Hello, rainxspear!
Do you know the procedure for finding an inverse function?
If $\displaystyle f(x) \:=\:\log_4(x+5)+3,$
what is the function $\displaystyle g(x)$ if $\displaystyle f(x)$ and $\displaystyle g(x)$ are inverses?
$\displaystyle \text{We have: }\:y \;=\;\log_4(x+5)+3$
$\displaystyle \text{Interchange }x\text{ and }y\!: \;x \:=\:\log_4(y+5) + 3$
$\displaystyle \text{Solve for }y\!:\;x - 3 \;=\;\log_4(y+5) $
= . . . . . . . . $\displaystyle 4^{x-3} \;=\;y+5$
. . . . . . . $\displaystyle 4^{x-3} - 5 \;=\;y$
Therefore: .$\displaystyle g(x) \;=\;4^{x-3} - 5$
You do realize that this is a help site, not an answer site. To help you so that you can answer questions on your own during your test, we must see what you are doing on your practice problems. Please show your work in the future.

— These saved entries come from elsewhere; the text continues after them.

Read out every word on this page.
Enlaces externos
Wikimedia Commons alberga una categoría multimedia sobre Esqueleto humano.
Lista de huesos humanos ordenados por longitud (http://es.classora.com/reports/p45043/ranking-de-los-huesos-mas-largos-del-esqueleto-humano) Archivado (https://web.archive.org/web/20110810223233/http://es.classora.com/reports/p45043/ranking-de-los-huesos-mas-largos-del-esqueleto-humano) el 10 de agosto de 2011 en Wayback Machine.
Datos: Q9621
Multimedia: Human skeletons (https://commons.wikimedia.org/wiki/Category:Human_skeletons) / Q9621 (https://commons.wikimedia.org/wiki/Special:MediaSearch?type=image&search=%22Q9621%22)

One way to solve these inverse problems is: (1) state f(x) = y, (2) solve for x in terms of y, (3) switch x and y, and (4) replace y with g(x), you are done.
So y = what?
So x = what?
What do you get when you switch x and y?
I'll get you started.
$f(x) = log_4(x + 5) - 3.$
$y = log_4(x + 5) - 3 \implies y + 3 = log_4(x + 5) \implies x + 5 = 4^{y - 3} \implies what?$